I can honestly say that for the most part I haven't enjoyed being pregnant.... and it kills me to say that!! When you wish, hope, dream, and pursue something for almost half of your life, and it turns out shitty, you wonder what the whole point was. I mean really, it is like holding out for that first drink when you turn 21 and then the first drink makes you puke til you can't breathe... It is all the buildup that you face, and then when the let down comes, it really pisses you off when it isn't all that you expected it to be.
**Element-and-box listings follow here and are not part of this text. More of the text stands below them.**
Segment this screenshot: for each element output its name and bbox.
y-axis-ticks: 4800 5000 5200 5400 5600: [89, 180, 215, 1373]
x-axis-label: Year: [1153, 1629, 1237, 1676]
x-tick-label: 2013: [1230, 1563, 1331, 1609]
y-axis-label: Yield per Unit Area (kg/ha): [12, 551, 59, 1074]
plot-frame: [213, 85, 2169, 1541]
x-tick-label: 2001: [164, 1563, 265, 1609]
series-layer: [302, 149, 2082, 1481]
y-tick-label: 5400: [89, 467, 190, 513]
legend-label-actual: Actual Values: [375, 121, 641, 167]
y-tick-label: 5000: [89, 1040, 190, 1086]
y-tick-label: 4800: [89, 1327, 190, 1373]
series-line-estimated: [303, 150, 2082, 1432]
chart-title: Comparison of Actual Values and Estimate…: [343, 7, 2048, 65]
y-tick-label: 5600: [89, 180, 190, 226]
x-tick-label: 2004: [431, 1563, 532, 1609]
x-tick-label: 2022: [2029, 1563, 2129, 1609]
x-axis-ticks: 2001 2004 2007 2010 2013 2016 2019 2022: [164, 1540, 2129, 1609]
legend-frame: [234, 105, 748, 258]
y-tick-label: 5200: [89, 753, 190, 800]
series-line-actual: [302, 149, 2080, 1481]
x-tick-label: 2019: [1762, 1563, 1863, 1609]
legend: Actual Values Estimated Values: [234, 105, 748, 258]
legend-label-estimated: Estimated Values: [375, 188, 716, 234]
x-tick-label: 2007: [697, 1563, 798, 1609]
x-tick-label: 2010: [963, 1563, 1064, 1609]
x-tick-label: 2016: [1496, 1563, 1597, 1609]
I wanted this whole pregnancy thing to be beautiful. I wanted it to be uneventful. Ha, well now that we have gotten to the finish line, or close to it anyway, I cannot let go of the anger that I feel, that my "dream" wasn't realized, and I am not so sure how to get over these feelings that I have. What hurts me even more is that I have realized that I have had such a bad go of this, that Turtle may be the only baby that we have. I just don't think I could put myself, or Clark through this again. Sure everyone says those feelings will pass when Turtle gets here, and we fall madly in love with her, but hey what if that doesn't happen?? I mean come on, what am I going to do if I cannot bond to this baby, and be the good mother that I want to be?? What if I end up resenting her because I pretty much hated being pregnant with her?? Geez nothing like an end of the year reflection to make you totally look and feel like an asshole huh??!!
So, Kent goes back to school tomorrow, Clark goes back to work, and I get the house back to myself... THANK GOD!!! I cannot tell you how hard it has been to have my schedule all disrupted by 2 males who while they may live here, are interlopers in my daytime world!! GAH!!!
So, my bag is packed, and Turtle's bag is packed. Her room is done for the most part... still no crib, but that will come after she gets here, because she will be sleeping in a bassinet in our room for the first little while. So, now we wait. I was kindly hoping that she would evict herself before now, or maybe shortly here into the New Year, but we will see. She has become quite the little romper room fetus, and I think I can safely send back my Doppler now!!! I had on OB appointment last Thursday, and I was checked internally, fingertip dilated, and like 25% effaced... so not much going on for all the discomfort I have been having. Hopefully this Thursdays exam will have some progress that I can report, I pray that it does anyway, because I am DONE... COOKED... STICK ME ALREADY!! :o)
P.S. I want all of the people out there in BlogLand who are still struggling with Infertility of any kind to know that I wish for your dreams and desires to come true this coming year. Keep fighting that fight with all your heart!!!